Patrick T. Fallon | AFP | Getty Images

The latest Netflix shareholder letter included a line heard around the world:

“While this added competition may be affecting our marginal growth some…”

That clause doesn’t sound like much, but it’s Netflix’s strongest admission so far that streaming competition is affecting its subscriber growth.

Typically in Netflix’s competition section, the company claims Netflix competes against many different things (sleep! TikTok!), but other streaming services don’t pose much of a threat. Netflix has routinely argued there’s more than enough streaming viewing time to go around. It did again this quarter, noting that Netflix is still less than 10% of U.S. television screen time.

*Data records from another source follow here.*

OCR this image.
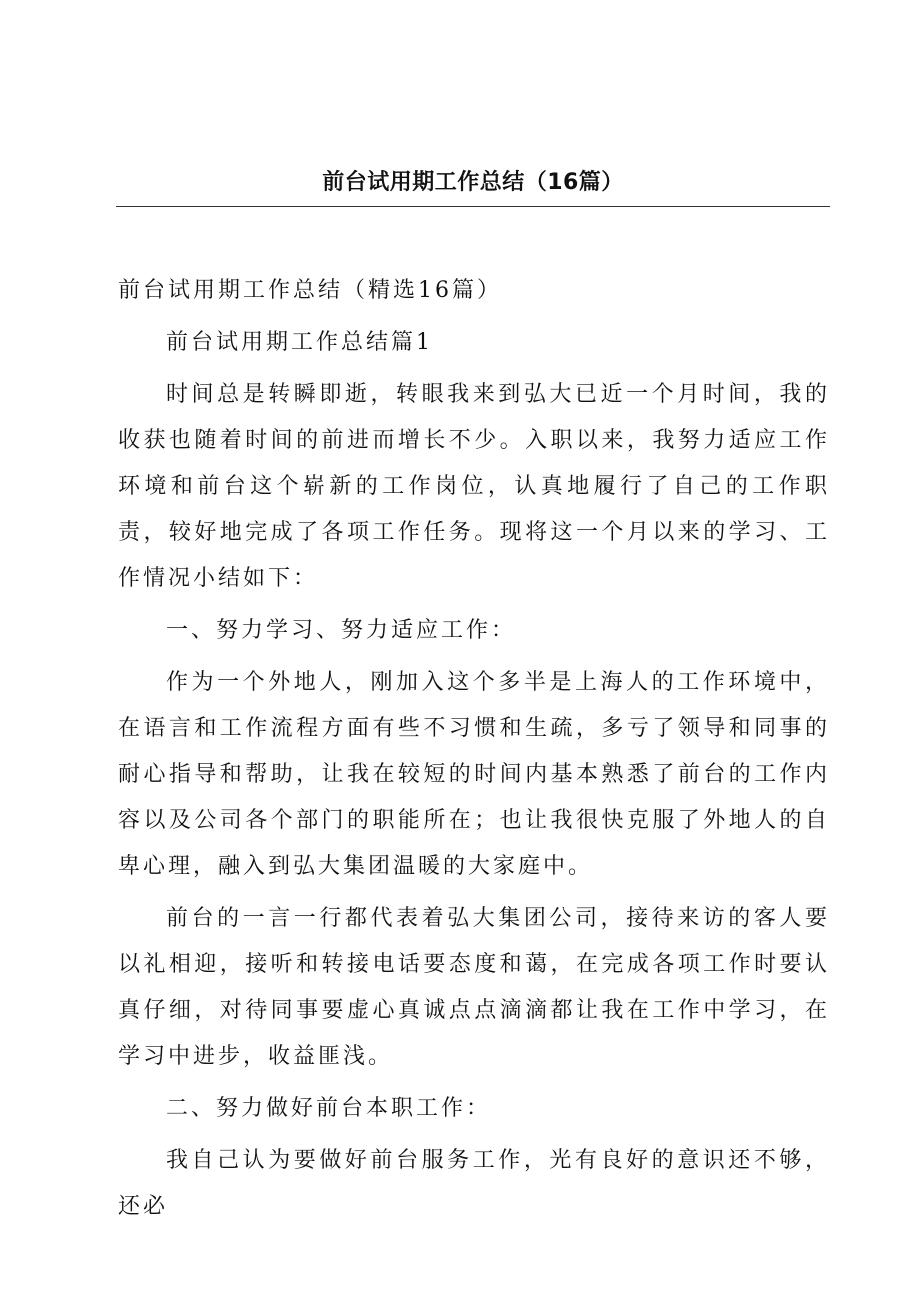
前台试用期工作总结（16篇）

前台试用期工作总结（精选16篇）

前台试用期工作总结篇1

时间总是转瞬即逝，转眼我来到弘大已近一个月时间，我的收获也随着时间的前进而增长不少。入职以来，我努力适应工作环境和前台这个崭新的工作岗位，认真地履行了自己的工作职责，较好地完成了各项工作任务。现将这一个月以来的学习、工作情况小结如下：

一、努力学习、努力适应工作：

作为一个外地人，刚加入这个多半是上海人的工作环境中，在语言和工作流程方面有些不习惯和生疏，多亏了领导和同事的耐心指导和帮助，让我在较短的时间内基本熟悉了前台的工作内容以及公司各个部门的职能所在；也让我很快克服了外地人的自卑心理，融入到弘大集团温暖的大家庭中。

前台的一言一行都代表着弘大集团公司，接待来访的客人要以礼相迎，接听和转接电话要态度和蔼，在完成各项工作时要认真仔细，对待同事要虚心真诚点点滴滴都让我在工作中学习，在学习中进步，收益匪浅。

二、努力做好前台本职工作：

我自己认为要做好前台服务工作，光有良好的意识还不够，还必
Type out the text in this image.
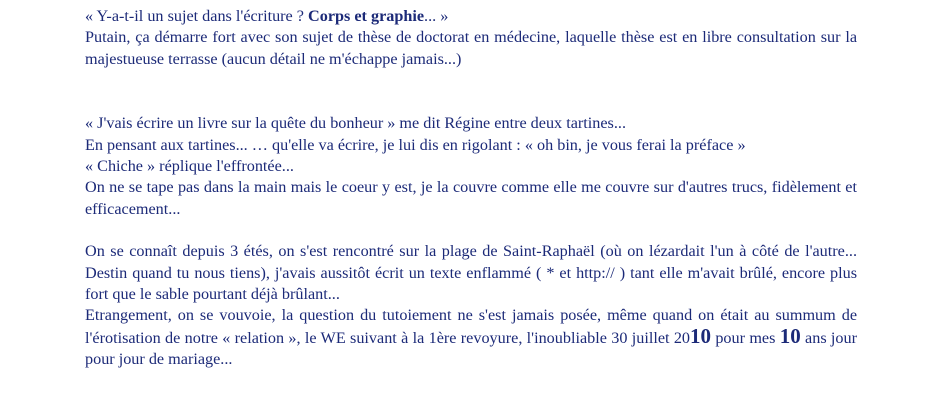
« Y-a-t-il un sujet dans l'écriture ? Corps et graphie... »

Putain, ça démarre fort avec son sujet de thèse de doctorat en médecine, laquelle thèse est en libre consultation sur la majestueuse terrasse (aucun détail ne m'échappe jamais...)

« J'vais écrire un livre sur la quête du bonheur » me dit Régine entre deux tartines...

En pensant aux tartines... … qu'elle va écrire, je lui dis en rigolant : « oh bin, je vous ferai la préface »

« Chiche » réplique l'effrontée...

On ne se tape pas dans la main mais le coeur y est, je la couvre comme elle me couvre sur d'autres trucs, fidèlement et efficacement...

On se connaît depuis 3 étés, on s'est rencontré sur la plage de Saint-Raphaël (où on lézardait l'un à côté de l'autre... Destin quand tu nous tiens), j'avais aussitôt écrit un texte enflammé ( * et http:// ) tant elle m'avait brûlé, encore plus fort que le sable pourtant déjà brûlant...

Etrangement, on se vouvoie, la question du tutoiement ne s'est jamais posée, même quand on était au summum de l'érotisation de notre « relation », le WE suivant à la 1ère revoyure, l'inoubliable 30 juillet 2010 pour mes 10 ans jour pour jour de mariage...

But acknowledging, even somewhat subtly, that competition is affecting Netflix’s subscriber additions is a uniquely bold declaration for the company, said Michael Nathanson, a media analyst at MoffettNathanson. It’s a signal the streaming giant is finally feeling some competitive affects of other services such as Disney+, WarnerMedia’s HBO Max, ViacomCBS‘s Paramount+ and NBCUniversal‘s Peacock.

“They have usually dismissed it as a blip,” said Nathanson of rival streamers.

Competitive pressure is particularly important in the U.S. and Canada, where Netflix just raised prices last week, including bumping its standard plan from $13.99 per month to $15.49. If competition is truly starting to erode some growth, it increases the risk that a price hike could increase churn.

Netflix’s content is still in high demand. Six of the top 10 most searched shows globally were on Netflix in 2021, the company noted in its shareholder letter. It had the year’s biggest hit in “Squid Game.”

But investors may be looking for more, leading to plummeting shares after the company forecast just 2.5 million subscribers for the first quarter of 2022, below the 3.98 million it added in Q1 2021.

Netflix’s price increase made its standard plan more expensive than HBO Max. Getting a reputation as the most expensive mainstream streaming service may not help with restarting growth.

Disclosure: Comcast’s NBCUniversal is the parent company of CNBC.